On Sun, Mar 18, 2018 at 2:51 PM, Paul Winalski <paul.winalski@gmail.com> wrote:
On 3/16/18, Dave Horsfall <dave@horsfall.org> wrote:
> We lost computer pioneer John Backus on this day in 2007; amongst other
> things he gave us FORTRAN (yuck!) and BNF, which is ironic, really,
> because FORTRAN has no syntax to speak of.
>

(Mis-)features such as the insignificance of white space made some
sense when the target consumers for the language (numerical analysts)
were accustomed to writing numbers with commas or spaces separating
groups of digits (e.g., 1 234 567 and 1,234,567).  Of course, that
does lead to grammatical nasties such as the need for
context-sensitive lexical analysis.

I suspect that FORTRAN's syntax was designed before its creators had
read any of the formal language work of Chomsky et. al., hence its
poorly-behaved grammar.

-Paul W.
Right .. my point was it is easy to trash talk something that was remarkably successful such as FORTRAN when it was created (60 years) later​
 
​when we get to look back on the design with a great deal more knowledge that original designers had creating it​.   To be honest, I have a hard time imagining writing some of the programs my late father did when he was a 'computer' in the later 50s and early 60s and he and his peeps started to convert their work from manual equation grinding to computer simulation (i.e. the movie Hidden Figures).

As importantly, it was just those old codes that made the market to allowed computers to become valuable.  Remember that the original estimates in the 1940-50s was a tens of systems world wide.   FORTRAN was really the key enabler that made market and created the need for more computers.

Again, we can not judge with today's lens if for no other reason than because so much of what we have in computing (just the space and speed of the systems alone) were unimaginable in the 50s & 60s.    Computer time was much more expensive/too precious.  I'm not sure my adult aged children or most of their friends have ever used systems were 'accounting' was done and 'charge back' was performed, number of seconds of CPU time was calculated.   [IIRC: The student WatFIV compiler at CMU on TSS/360 gave you no more than 10 seconds of compile time and 2.5 seconds of run time for your batch job].  Today we have IDE's, and interactive debuggers etc...    such were just not cost effective.   The key point being that computers cost more than people.

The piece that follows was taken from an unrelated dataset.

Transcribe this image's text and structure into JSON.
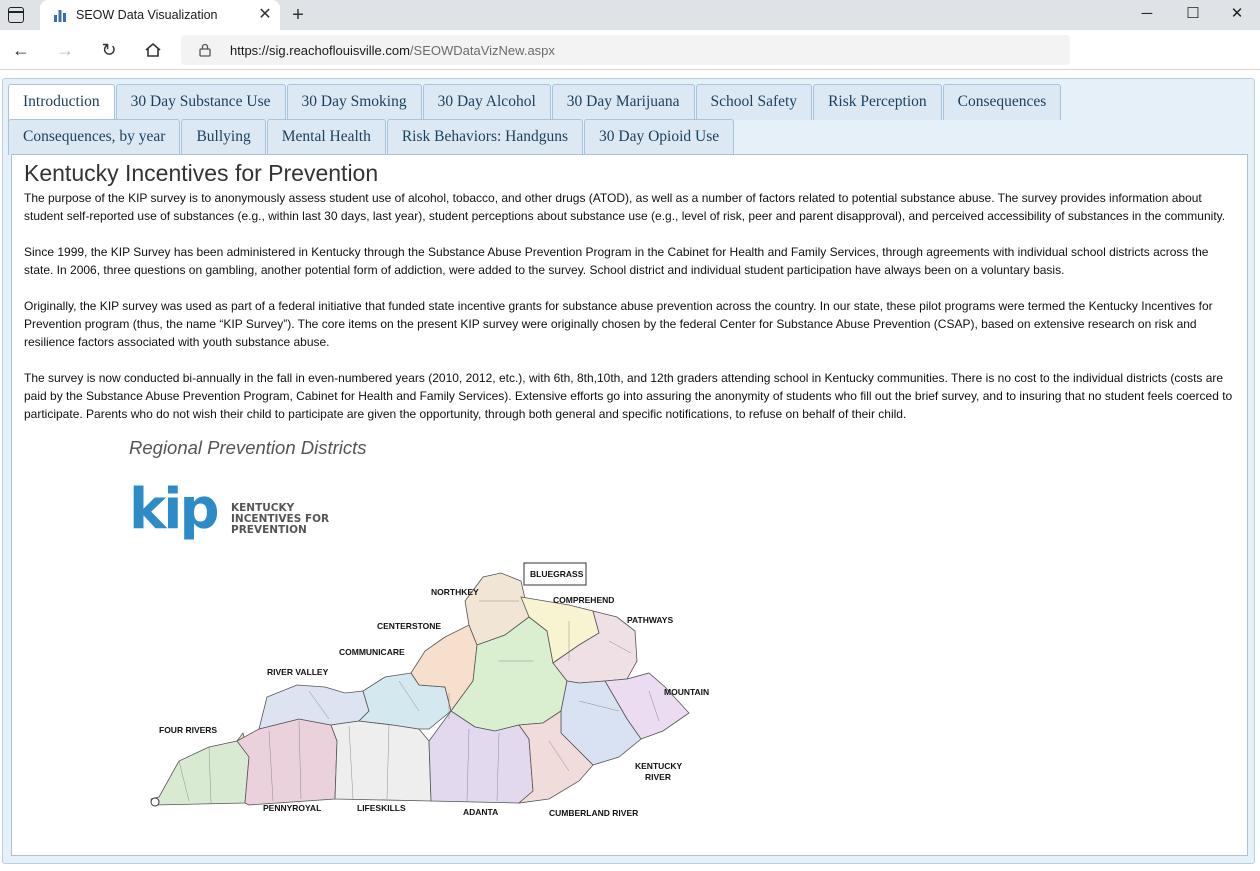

To bring this back to UNIX.   That was one of the really remarkable things about Ken and Dennis work.   Interactive systems like UNIX were not the norm.   Yes, DEC sold them and they were are hit for only a small group, but even TOPS-10 systems were out of reach for many (remember K&D had their PDP-10 proposal tossed out by their management].   Unix ran on 'modest' hardware and that changed a lot of things.  And I think that is one of the reasons why Fortran was 'knocked' out of its position with many programmers.   Interactive computing changed who was using computers.


But as Paul mentioned, Fortran had already become the linga-franc of the scientific community before we were able to use computers as we do today.  As I said, the math they used has not changed and it is remarkable that that old 1960's code still works.   Steve put it well and I'll add a challenge to any hot shot programmer (which at one time I guess I considered myself to be) to have done much better (I'm sure I could not have).   I am humbled by how good a job they did with creating both the language itself, the codes that used it, and how long/well those codes have stood the test of time.

I was introduced at FORTRAN-IV, after learning Assembler and BASIC and learned Algol-W at the same time.  At the time, I was pretty impressed, with F4, some of its strangeness like white space, or column orientation were not that strange given we all were on cards.    But I was lucky to be at a place were interactive computing was also blossoming and was given all the computer I wanted on PDP-10s and PDP-11s.   I stopped writing FORTRAN because we had SAIL, BLISS and eventually C and Pascal.  Although thinking back, the last large Fortran program I wrote for CMU was an accounting program for the PDP-20's in '76 that computer center had.   I'm not sure why they wanted it in Fortran, but I do remember that was a requirement, probably because it had to run TSS also.

I do remember, one of the big issues with UNIX being picked up into the EE department was the lack of a 'proper Fortran.'    As much as modern languages like C and Pascal were clearly the direction, a lot of professors had a lot of code in FORTRAN they wanted to run.

So now I live in a world were the best FORTRAN compilers are UNIX based and I don't write with FORTRAN anymore.   I still have a ton of respect for those that do and even more for the wizards like Paul and co that have spent their careers creating compilers for FORTRAN that have spanned such changes in the underlying system hardware, as well as the language itself and keep those same user codes getting correct answers and using the hardware as well as can be.

So I never knock FORTRAN or FORTRAN programmers.   While we may not chose to use it because it is the wrong tool for our job, they have done and continue to do much for all of us and we all should really remember that.